6.2.2 Anticipated size and duration

Estimation of anticipated registry size is an important part of the planning process. Some registries try to include all cases from the defined population, but often registries include only a sample of a population. In that case it is recommended to prematurely estimate how many cases the registry is planning to include. If the registry is too small, it may have insufficient analytical power, and it may not ensure adequate exploration of the objectives. On the other hand, a registry that is too large may waste time, resources and money. Hence, it is important to adequately plan the registry’s size. Various components impact on estimating registry size and need to be considered, including [1][5]:

  • the study outcome and its frequency/variability
  • size of clinically important effects, the desired precision of estimates (e.g. the width of a confidence interval);
  • timeframe (e.g. for analyses, dissemination of results);
  • available resources and money, feasibility;
  • support for regulatory decision-making (e.g. if registry is intended to support regulatory decision-making, the precision of the estimate is important);
  • anticipated drop-out rate

Many methods for sample size calculation exist and are described in general statistics textbooks [6][7][8]. There are also different tools that can assist in sample size calculation. Besides software programs (e.g. G*Power, nQuery Advisor, PASS, STATA) there are also online tools that allow free sample size calculations, such as:

These tools should be used with caution, since they are not always reliable or suitable for any situation.

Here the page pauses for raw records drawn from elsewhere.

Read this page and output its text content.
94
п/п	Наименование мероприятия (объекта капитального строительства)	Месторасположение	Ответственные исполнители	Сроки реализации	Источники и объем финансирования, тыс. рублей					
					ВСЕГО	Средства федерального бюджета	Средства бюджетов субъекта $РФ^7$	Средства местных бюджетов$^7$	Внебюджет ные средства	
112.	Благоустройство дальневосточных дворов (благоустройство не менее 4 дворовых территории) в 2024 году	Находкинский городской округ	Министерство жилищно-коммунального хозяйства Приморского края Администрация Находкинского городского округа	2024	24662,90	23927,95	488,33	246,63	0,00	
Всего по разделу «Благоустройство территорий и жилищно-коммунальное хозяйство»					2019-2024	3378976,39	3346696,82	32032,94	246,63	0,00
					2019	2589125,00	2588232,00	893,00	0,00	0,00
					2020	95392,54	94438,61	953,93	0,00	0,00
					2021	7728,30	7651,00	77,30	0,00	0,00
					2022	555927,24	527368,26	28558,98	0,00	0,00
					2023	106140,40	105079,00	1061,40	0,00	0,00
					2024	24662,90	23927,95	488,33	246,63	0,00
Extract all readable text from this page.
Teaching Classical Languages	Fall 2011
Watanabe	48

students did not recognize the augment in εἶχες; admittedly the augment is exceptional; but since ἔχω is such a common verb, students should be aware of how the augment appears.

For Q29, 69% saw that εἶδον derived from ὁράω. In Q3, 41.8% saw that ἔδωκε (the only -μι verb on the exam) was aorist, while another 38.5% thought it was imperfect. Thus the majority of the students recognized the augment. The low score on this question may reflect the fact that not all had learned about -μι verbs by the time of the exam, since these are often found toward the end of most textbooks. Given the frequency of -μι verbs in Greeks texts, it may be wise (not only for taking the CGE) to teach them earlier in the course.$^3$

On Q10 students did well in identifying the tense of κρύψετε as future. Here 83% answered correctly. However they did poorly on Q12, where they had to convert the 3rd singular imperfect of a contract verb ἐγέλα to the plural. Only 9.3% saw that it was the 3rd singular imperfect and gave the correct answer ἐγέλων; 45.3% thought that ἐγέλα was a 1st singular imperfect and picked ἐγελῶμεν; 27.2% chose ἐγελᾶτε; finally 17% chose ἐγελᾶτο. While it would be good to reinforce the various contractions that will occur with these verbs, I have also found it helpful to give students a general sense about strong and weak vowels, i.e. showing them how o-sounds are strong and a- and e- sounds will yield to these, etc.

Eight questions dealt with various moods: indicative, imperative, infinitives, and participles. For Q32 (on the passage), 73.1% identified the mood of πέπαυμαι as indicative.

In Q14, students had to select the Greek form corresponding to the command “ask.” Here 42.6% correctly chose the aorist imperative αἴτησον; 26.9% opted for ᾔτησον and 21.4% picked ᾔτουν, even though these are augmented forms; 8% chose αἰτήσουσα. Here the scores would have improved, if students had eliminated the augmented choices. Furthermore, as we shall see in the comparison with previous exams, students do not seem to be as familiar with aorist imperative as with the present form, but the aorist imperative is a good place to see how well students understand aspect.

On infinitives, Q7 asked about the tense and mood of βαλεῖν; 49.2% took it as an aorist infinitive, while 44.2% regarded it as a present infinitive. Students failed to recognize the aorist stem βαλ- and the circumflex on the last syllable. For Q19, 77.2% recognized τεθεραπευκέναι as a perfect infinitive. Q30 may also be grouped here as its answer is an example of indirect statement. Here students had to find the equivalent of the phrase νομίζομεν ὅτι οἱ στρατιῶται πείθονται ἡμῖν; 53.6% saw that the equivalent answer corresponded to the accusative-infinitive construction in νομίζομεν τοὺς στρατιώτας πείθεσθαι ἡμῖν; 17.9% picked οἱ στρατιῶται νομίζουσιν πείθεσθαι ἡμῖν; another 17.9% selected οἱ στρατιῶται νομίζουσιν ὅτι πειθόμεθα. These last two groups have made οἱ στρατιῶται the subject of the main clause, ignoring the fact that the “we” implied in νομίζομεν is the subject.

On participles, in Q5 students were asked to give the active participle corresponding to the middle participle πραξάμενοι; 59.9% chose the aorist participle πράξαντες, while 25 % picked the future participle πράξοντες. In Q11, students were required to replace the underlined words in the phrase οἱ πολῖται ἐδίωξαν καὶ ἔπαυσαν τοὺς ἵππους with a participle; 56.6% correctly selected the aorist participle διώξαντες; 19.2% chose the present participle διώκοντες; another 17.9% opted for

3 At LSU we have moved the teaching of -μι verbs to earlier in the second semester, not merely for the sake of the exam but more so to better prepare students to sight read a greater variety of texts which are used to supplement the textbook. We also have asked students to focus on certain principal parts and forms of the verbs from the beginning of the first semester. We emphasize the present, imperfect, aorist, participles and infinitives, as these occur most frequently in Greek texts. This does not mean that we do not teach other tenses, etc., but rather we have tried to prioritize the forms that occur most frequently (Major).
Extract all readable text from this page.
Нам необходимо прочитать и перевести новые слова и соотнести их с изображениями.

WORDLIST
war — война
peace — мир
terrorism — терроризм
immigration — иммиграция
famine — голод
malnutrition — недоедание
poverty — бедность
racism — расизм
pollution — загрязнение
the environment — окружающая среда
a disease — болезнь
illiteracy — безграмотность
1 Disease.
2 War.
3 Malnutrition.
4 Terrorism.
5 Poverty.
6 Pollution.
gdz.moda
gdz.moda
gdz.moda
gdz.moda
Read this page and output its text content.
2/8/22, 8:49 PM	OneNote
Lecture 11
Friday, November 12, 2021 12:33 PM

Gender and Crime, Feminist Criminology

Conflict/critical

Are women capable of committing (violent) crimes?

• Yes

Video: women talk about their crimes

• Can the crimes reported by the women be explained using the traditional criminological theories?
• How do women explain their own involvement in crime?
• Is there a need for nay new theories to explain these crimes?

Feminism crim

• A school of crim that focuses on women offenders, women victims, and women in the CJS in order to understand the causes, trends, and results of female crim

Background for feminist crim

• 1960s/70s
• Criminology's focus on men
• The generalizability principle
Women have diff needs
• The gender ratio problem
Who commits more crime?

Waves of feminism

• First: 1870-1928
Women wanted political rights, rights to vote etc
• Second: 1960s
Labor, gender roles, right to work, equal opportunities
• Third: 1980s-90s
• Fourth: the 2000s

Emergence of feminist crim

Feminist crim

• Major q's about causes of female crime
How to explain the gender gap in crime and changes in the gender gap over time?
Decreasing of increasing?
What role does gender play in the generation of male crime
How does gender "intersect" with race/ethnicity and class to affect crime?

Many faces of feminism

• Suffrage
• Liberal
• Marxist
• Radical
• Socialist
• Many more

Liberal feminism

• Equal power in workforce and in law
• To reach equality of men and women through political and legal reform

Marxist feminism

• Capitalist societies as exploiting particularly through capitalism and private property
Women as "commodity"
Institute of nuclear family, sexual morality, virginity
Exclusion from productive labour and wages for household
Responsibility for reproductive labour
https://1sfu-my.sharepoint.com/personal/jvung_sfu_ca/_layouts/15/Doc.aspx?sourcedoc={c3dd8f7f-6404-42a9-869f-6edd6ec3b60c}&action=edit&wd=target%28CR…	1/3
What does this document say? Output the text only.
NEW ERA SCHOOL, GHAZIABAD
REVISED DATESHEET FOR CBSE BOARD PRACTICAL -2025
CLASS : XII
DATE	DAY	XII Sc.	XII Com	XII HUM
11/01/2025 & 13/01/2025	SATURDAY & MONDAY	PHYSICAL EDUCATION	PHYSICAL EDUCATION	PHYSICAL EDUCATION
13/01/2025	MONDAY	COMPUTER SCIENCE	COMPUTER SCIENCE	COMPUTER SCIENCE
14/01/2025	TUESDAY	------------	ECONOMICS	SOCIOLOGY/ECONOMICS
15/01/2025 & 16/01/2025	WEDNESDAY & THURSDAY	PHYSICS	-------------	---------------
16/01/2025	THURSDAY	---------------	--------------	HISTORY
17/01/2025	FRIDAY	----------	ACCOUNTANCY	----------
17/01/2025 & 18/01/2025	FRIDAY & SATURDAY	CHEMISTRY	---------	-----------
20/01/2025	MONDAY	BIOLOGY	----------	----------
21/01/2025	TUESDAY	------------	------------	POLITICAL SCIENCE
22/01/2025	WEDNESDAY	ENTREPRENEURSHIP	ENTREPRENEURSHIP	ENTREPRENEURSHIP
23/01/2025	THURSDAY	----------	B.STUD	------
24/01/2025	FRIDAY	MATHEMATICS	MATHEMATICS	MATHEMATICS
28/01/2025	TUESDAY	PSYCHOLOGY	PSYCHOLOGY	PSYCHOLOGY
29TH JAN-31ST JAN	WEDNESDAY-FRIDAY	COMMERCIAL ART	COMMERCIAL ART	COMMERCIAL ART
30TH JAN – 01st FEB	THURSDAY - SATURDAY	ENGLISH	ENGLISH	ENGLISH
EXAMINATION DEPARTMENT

Although a patient registry is generally considered as a long-term and sustainable action, the anticipated duration of a registry (taking into account the enrolment and follow-up phase) should also be specified when developing a registry. The duration of a registry depends on what type of registry it is, what the specific procedures in the registry are, and what objectives need to be met. Some registries collect data at only one time point while others collect data for the lifetime of the patient. A registry may be open-ended or it may have a fixed end point when enough data to achieve the registry’s objectives is expected to have accrued [9]. If we neglect the funding as the biggest factor for registry duration and sustainability, the factors that the registry holder, together with the key stakeholders, should consider when estimating registry duration, include the induction period for desired outcomes, sufficient follow-up time for the exposure, data collection method; sample size, complexity of data being collected, anticipated accrual of enrolled subjects, and deadlines for dissemination of results [1][2].

It is worthwhile to note that registry size can also refer to the number of sites included in a registry, and to the volume and complexity of data being collected [9]. Hence, a registry holder can consider these perspectives as well.

6.2.3 Registry dataset

The registry needs to develop the dataset that will serve the purpose and objectives of the registry. Although some key variables/data elements can be identified and determined soon in the developing process, this can be a very lengthy activity and should not be underestimated since it is the registry dataset which will eventually determine the usefulness and success of the registry. More information on developing a registry dataset is available in chapter 6.3).

6.2.4 Data collection procedure

The decision on how the registry will collect the data is affected by several factors, namely the characteristics of the registry’s target population, the information that needs to be obtained and other specific goals of data collection, available data sources, registry resources and time limits. The registry data collection procedure must support the highest possible data quality, lowest possible burden for the reporting units and lowest possible costs for the registry. The registry holder needs to identify and evaluate all available data sources and determine which one will be used. The registry must make an agreement with the data providers and develop the technical protocol [note 3] for the data acquisition. (More information on data sources is available in chapter 6.4 ‘Data sources for registries’.)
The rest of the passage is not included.